One of the news programs this past week was giving examples of extreme decorating of houses with lights. There was one road where there were so may Christmas lights on both sides of the road that you could read a book in the middle of the night from all the lights. One of those little tiny lights doesn’t do a whole lot, but you put a lot together and it can be really, really bright.
Those who walked in darkness have seen a great light - that is who Christ is. The Gospel of John begins not with the story of the nativity. It begins it differently. This is Gospel that we sometimes read on Christmas day and we almost always read on the First Sunday after Christmas. “In the beginning was the Word, and the Word was with God, and the Word was God. He was in the beginning with God. All things came into being through him, and without him not one thing came into being. What has come into being in him was life, and the life was the light of all people. The light shines in the darkness and the darkness did not overcome it.” Christ is the light in the darkness and John tells us that the darkness can’t, can’t overwhelm it.

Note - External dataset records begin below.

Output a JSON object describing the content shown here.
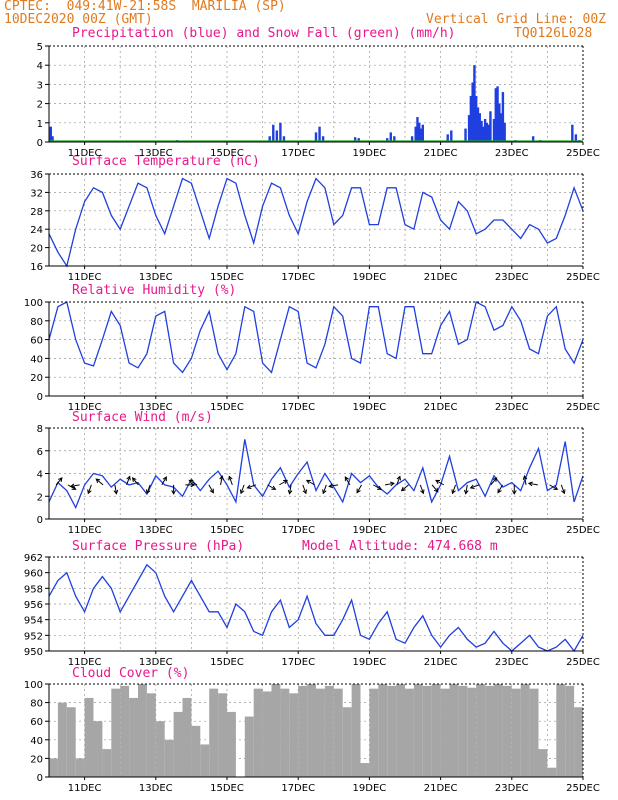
{
  "header": {
    "station": "CPTEC:  049:41W-21:58S  MARILIA (SP)",
    "run": "10DEC2020 00Z (GMT)",
    "grid_note": "Vertical Grid Line: 00Z",
    "code": "TQ0126L028"
  },
  "model_altitude": "Model Altitude: 474.668 m",
  "colors": {
    "header": "#e07a1f",
    "title": "#e8188c",
    "line": "#1f3fe0",
    "snow": "#1aa61a",
    "cloud": "#a6a6a6",
    "arrow": "#000000"
  },
  "x_axis": {
    "labels": [
      "11DEC",
      "13DEC",
      "15DEC",
      "17DEC",
      "19DEC",
      "21DEC",
      "23DEC",
      "25DEC"
    ],
    "label_days": [
      1,
      3,
      5,
      7,
      9,
      11,
      13,
      15
    ],
    "range_days": [
      0,
      15
    ]
  },
  "chart_data": [
    {
      "id": "precip",
      "type": "bar",
      "title": "Precipitation (blue) and Snow Fall (green) (mm/h)",
      "ylim": [
        0,
        5
      ],
      "yticks": [
        0,
        1,
        2,
        3,
        4,
        5
      ],
      "series": [
        {
          "name": "Precipitation",
          "color": "#1f3fe0",
          "points": [
            [
              0.05,
              0.8
            ],
            [
              0.1,
              0.3
            ],
            [
              3.6,
              0.1
            ],
            [
              4.9,
              0.05
            ],
            [
              6.2,
              0.3
            ],
            [
              6.3,
              0.9
            ],
            [
              6.4,
              0.6
            ],
            [
              6.5,
              1.0
            ],
            [
              6.6,
              0.3
            ],
            [
              7.5,
              0.5
            ],
            [
              7.6,
              0.8
            ],
            [
              7.7,
              0.3
            ],
            [
              8.6,
              0.25
            ],
            [
              8.7,
              0.2
            ],
            [
              9.5,
              0.2
            ],
            [
              9.6,
              0.5
            ],
            [
              9.7,
              0.3
            ],
            [
              10.2,
              0.3
            ],
            [
              10.3,
              0.8
            ],
            [
              10.35,
              1.3
            ],
            [
              10.4,
              1.0
            ],
            [
              10.45,
              0.7
            ],
            [
              10.5,
              0.9
            ],
            [
              11.2,
              0.4
            ],
            [
              11.3,
              0.6
            ],
            [
              11.7,
              0.7
            ],
            [
              11.8,
              1.4
            ],
            [
              11.85,
              2.4
            ],
            [
              11.9,
              3.1
            ],
            [
              11.95,
              4.0
            ],
            [
              12.0,
              2.4
            ],
            [
              12.05,
              1.8
            ],
            [
              12.1,
              1.5
            ],
            [
              12.15,
              1.1
            ],
            [
              12.2,
              0.8
            ],
            [
              12.25,
              1.2
            ],
            [
              12.3,
              1.0
            ],
            [
              12.35,
              0.9
            ],
            [
              12.4,
              1.6
            ],
            [
              12.5,
              1.2
            ],
            [
              12.55,
              2.8
            ],
            [
              12.6,
              2.9
            ],
            [
              12.65,
              2.0
            ],
            [
              12.7,
              1.5
            ],
            [
              12.75,
              2.6
            ],
            [
              12.8,
              1.0
            ],
            [
              13.1,
              0.1
            ],
            [
              13.6,
              0.3
            ],
            [
              13.8,
              0.1
            ],
            [
              14.7,
              0.9
            ],
            [
              14.8,
              0.4
            ],
            [
              14.9,
              0.1
            ]
          ]
        },
        {
          "name": "Snow Fall",
          "color": "#1aa61a",
          "points": []
        }
      ]
    },
    {
      "id": "temp",
      "type": "line",
      "title": "Surface Temperature (nC)",
      "ylim": [
        16,
        36
      ],
      "yticks": [
        16,
        20,
        24,
        28,
        32,
        36
      ],
      "x": [
        0,
        0.25,
        0.5,
        0.75,
        1,
        1.25,
        1.5,
        1.75,
        2,
        2.25,
        2.5,
        2.75,
        3,
        3.25,
        3.5,
        3.75,
        4,
        4.25,
        4.5,
        4.75,
        5,
        5.25,
        5.5,
        5.75,
        6,
        6.25,
        6.5,
        6.75,
        7,
        7.25,
        7.5,
        7.75,
        8,
        8.25,
        8.5,
        8.75,
        9,
        9.25,
        9.5,
        9.75,
        10,
        10.25,
        10.5,
        10.75,
        11,
        11.25,
        11.5,
        11.75,
        12,
        12.25,
        12.5,
        12.75,
        13,
        13.25,
        13.5,
        13.75,
        14,
        14.25,
        14.5,
        14.75,
        15
      ],
      "series": [
        {
          "name": "",
          "color": "#1f3fe0",
          "values": [
            23,
            19,
            16,
            24,
            30,
            33,
            32,
            27,
            24,
            29,
            34,
            33,
            27,
            23,
            29,
            35,
            34,
            28,
            22,
            29,
            35,
            34,
            27,
            21,
            29,
            34,
            33,
            27,
            23,
            30,
            35,
            33,
            25,
            27,
            33,
            33,
            25,
            25,
            33,
            33,
            25,
            24,
            32,
            31,
            26,
            24,
            30,
            28,
            23,
            24,
            26,
            26,
            24,
            22,
            25,
            24,
            21,
            22,
            27,
            33,
            28
          ]
        }
      ]
    },
    {
      "id": "humidity",
      "type": "line",
      "title": "Relative Humidity (%)",
      "ylim": [
        0,
        100
      ],
      "yticks": [
        0,
        20,
        40,
        60,
        80,
        100
      ],
      "x": [
        0,
        0.25,
        0.5,
        0.75,
        1,
        1.25,
        1.5,
        1.75,
        2,
        2.25,
        2.5,
        2.75,
        3,
        3.25,
        3.5,
        3.75,
        4,
        4.25,
        4.5,
        4.75,
        5,
        5.25,
        5.5,
        5.75,
        6,
        6.25,
        6.5,
        6.75,
        7,
        7.25,
        7.5,
        7.75,
        8,
        8.25,
        8.5,
        8.75,
        9,
        9.25,
        9.5,
        9.75,
        10,
        10.25,
        10.5,
        10.75,
        11,
        11.25,
        11.5,
        11.75,
        12,
        12.25,
        12.5,
        12.75,
        13,
        13.25,
        13.5,
        13.75,
        14,
        14.25,
        14.5,
        14.75,
        15
      ],
      "series": [
        {
          "name": "",
          "color": "#1f3fe0",
          "values": [
            60,
            95,
            100,
            60,
            35,
            32,
            60,
            90,
            75,
            35,
            30,
            45,
            85,
            90,
            35,
            25,
            40,
            70,
            90,
            45,
            28,
            45,
            95,
            90,
            35,
            25,
            60,
            95,
            90,
            35,
            30,
            55,
            95,
            85,
            40,
            35,
            95,
            95,
            45,
            40,
            95,
            95,
            45,
            45,
            75,
            90,
            55,
            60,
            100,
            95,
            70,
            75,
            95,
            80,
            50,
            45,
            85,
            95,
            50,
            35,
            60
          ]
        }
      ]
    },
    {
      "id": "wind",
      "type": "line",
      "title": "Surface Wind (m/s)",
      "ylim": [
        0,
        8
      ],
      "yticks": [
        0,
        2,
        4,
        6,
        8
      ],
      "x": [
        0,
        0.25,
        0.5,
        0.75,
        1,
        1.25,
        1.5,
        1.75,
        2,
        2.25,
        2.5,
        2.75,
        3,
        3.25,
        3.5,
        3.75,
        4,
        4.25,
        4.5,
        4.75,
        5,
        5.25,
        5.5,
        5.75,
        6,
        6.25,
        6.5,
        6.75,
        7,
        7.25,
        7.5,
        7.75,
        8,
        8.25,
        8.5,
        8.75,
        9,
        9.25,
        9.5,
        9.75,
        10,
        10.25,
        10.5,
        10.75,
        11,
        11.25,
        11.5,
        11.75,
        12,
        12.25,
        12.5,
        12.75,
        13,
        13.25,
        13.5,
        13.75,
        14,
        14.25,
        14.5,
        14.75,
        15
      ],
      "series": [
        {
          "name": "",
          "color": "#1f3fe0",
          "values": [
            1.5,
            3.2,
            2.5,
            1.0,
            3.0,
            4.0,
            3.8,
            2.8,
            3.5,
            3.0,
            3.2,
            2.2,
            3.8,
            3.0,
            2.8,
            2.0,
            3.5,
            2.5,
            3.5,
            4.2,
            3.0,
            1.5,
            7.0,
            3.0,
            2.0,
            3.5,
            4.5,
            2.8,
            4.0,
            5.0,
            2.5,
            4.0,
            2.8,
            1.5,
            4.0,
            3.2,
            3.8,
            2.8,
            2.2,
            3.0,
            3.5,
            2.5,
            4.5,
            1.5,
            3.0,
            5.5,
            2.5,
            3.2,
            3.5,
            2.0,
            3.8,
            2.8,
            3.2,
            2.5,
            4.5,
            6.2,
            2.5,
            3.0,
            6.8,
            1.5,
            3.8
          ]
        }
      ]
    },
    {
      "id": "pressure",
      "type": "line",
      "title": "Surface Pressure (hPa)",
      "ylim": [
        950,
        962
      ],
      "yticks": [
        950,
        952,
        954,
        956,
        958,
        960,
        962
      ],
      "x": [
        0,
        0.25,
        0.5,
        0.75,
        1,
        1.25,
        1.5,
        1.75,
        2,
        2.25,
        2.5,
        2.75,
        3,
        3.25,
        3.5,
        3.75,
        4,
        4.25,
        4.5,
        4.75,
        5,
        5.25,
        5.5,
        5.75,
        6,
        6.25,
        6.5,
        6.75,
        7,
        7.25,
        7.5,
        7.75,
        8,
        8.25,
        8.5,
        8.75,
        9,
        9.25,
        9.5,
        9.75,
        10,
        10.25,
        10.5,
        10.75,
        11,
        11.25,
        11.5,
        11.75,
        12,
        12.25,
        12.5,
        12.75,
        13,
        13.25,
        13.5,
        13.75,
        14,
        14.25,
        14.5,
        14.75,
        15
      ],
      "series": [
        {
          "name": "",
          "color": "#1f3fe0",
          "values": [
            957,
            959,
            960,
            957,
            955,
            958,
            959.5,
            958,
            955,
            957,
            959,
            961,
            960,
            957,
            955,
            957,
            959,
            957,
            955,
            955,
            953,
            956,
            955,
            952.5,
            952,
            955,
            956.5,
            953,
            954,
            957,
            953.5,
            952,
            952,
            954,
            956.5,
            952,
            951.5,
            953.5,
            955,
            951.5,
            951,
            953,
            954.5,
            952,
            950.5,
            952,
            953,
            951.5,
            950.5,
            951,
            952.5,
            951,
            950,
            951,
            952,
            950.5,
            949.5,
            950.5,
            951.5,
            950,
            952
          ]
        }
      ]
    },
    {
      "id": "cloud",
      "type": "area",
      "title": "Cloud Cover (%)",
      "ylim": [
        0,
        100
      ],
      "yticks": [
        0,
        20,
        40,
        60,
        80,
        100
      ],
      "x": [
        0,
        0.25,
        0.5,
        0.75,
        1,
        1.25,
        1.5,
        1.75,
        2,
        2.25,
        2.5,
        2.75,
        3,
        3.25,
        3.5,
        3.75,
        4,
        4.25,
        4.5,
        4.75,
        5,
        5.25,
        5.5,
        5.75,
        6,
        6.25,
        6.5,
        6.75,
        7,
        7.25,
        7.5,
        7.75,
        8,
        8.25,
        8.5,
        8.75,
        9,
        9.25,
        9.5,
        9.75,
        10,
        10.25,
        10.5,
        10.75,
        11,
        11.25,
        11.5,
        11.75,
        12,
        12.25,
        12.5,
        12.75,
        13,
        13.25,
        13.5,
        13.75,
        14,
        14.25,
        14.5,
        14.75,
        15
      ],
      "series": [
        {
          "name": "",
          "color": "#a6a6a6",
          "values": [
            20,
            80,
            75,
            20,
            85,
            60,
            30,
            95,
            98,
            85,
            100,
            90,
            60,
            40,
            70,
            85,
            55,
            35,
            95,
            90,
            70,
            0,
            65,
            95,
            92,
            100,
            95,
            90,
            98,
            100,
            95,
            98,
            95,
            75,
            100,
            15,
            95,
            100,
            98,
            100,
            95,
            100,
            98,
            100,
            95,
            100,
            98,
            96,
            100,
            98,
            100,
            98,
            95,
            100,
            95,
            30,
            10,
            100,
            98,
            75,
            60
          ]
        }
      ]
    }
  ]
}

One of the ways that I have heard it translated is instead of "overwhelm it "is "apprehend it". Kind of the dual meaning. The darkness can’t understand it and also can’t trap it. There is a light that was born on Christmas, and that is what we celebrate. We celebrate the light that is the life of all people. The light of Christ who came into the world and whom on Christmas we invite to come within us - to come within us so that we can be the light in the world.
He was a great and bright light 2000 years ago. And he still is with us, though not in the body as he was. But he left the spark of light in all his people. We are like those little tiny light bulbs and when you get a whole group together it is pretty amazing how bright the light ca shine.
One of my favorite passages from Matthew is related to this. “You are the light of the world.  A city built on a hill cannot be hid. No one after lighting a lamp puts it under the bushel basket but on the lampstand and it give light to the whole house. In the same way, let your light shine before others so they may see your good works and give glory to your father in heaven.”
We are Christ’s light in the world, each one of us has that light within us. When we are walking in darkness, when we search for the light, that is what we are searching for. We may not be able to find it in ourselves, but maybe we can find it is someone else.
Light is a wonderful image of going against the darkness, but what is that light? That light is the light of Christ, and Christ is of God and God is love. That is what the letter of first John says over and over again. God is love. That light of Christ, that light that we search for when we are in the darkness, is love. It is the love that will get us through, that will carry us through the darkness and give us hope, give us direction, give us meaning and give us purpose. We find that through Christ and through one another.
Christmas is a time when we put up lights, we fight the darkness. It is in the darkest time of the year when the day is the shortest. But we don’t give in to the fact that it is dark out. We put up lights even when electricity is expensive. We light lights, we put up candles, we fight the darkness. And we fight the darkness with our love. The light of our love that we show through our giving to one another.
The reason for the gifts, the essences of the gifts that we give at Christmas time, is an expression of that love - that light within us, the love within us. But the gift of that love doesn’t have to come in an expensive package. It can come in a phone call, or a hug, or some food or a smile. There are lots of ways to give at Christmas.

We do that because Christmas is the time when we celebrate the fact that the light has come into the world and the darkness has not, and will not, overcome it. So let your light shine before all people so they may see your love and good works, and glorify your father who is in heaven.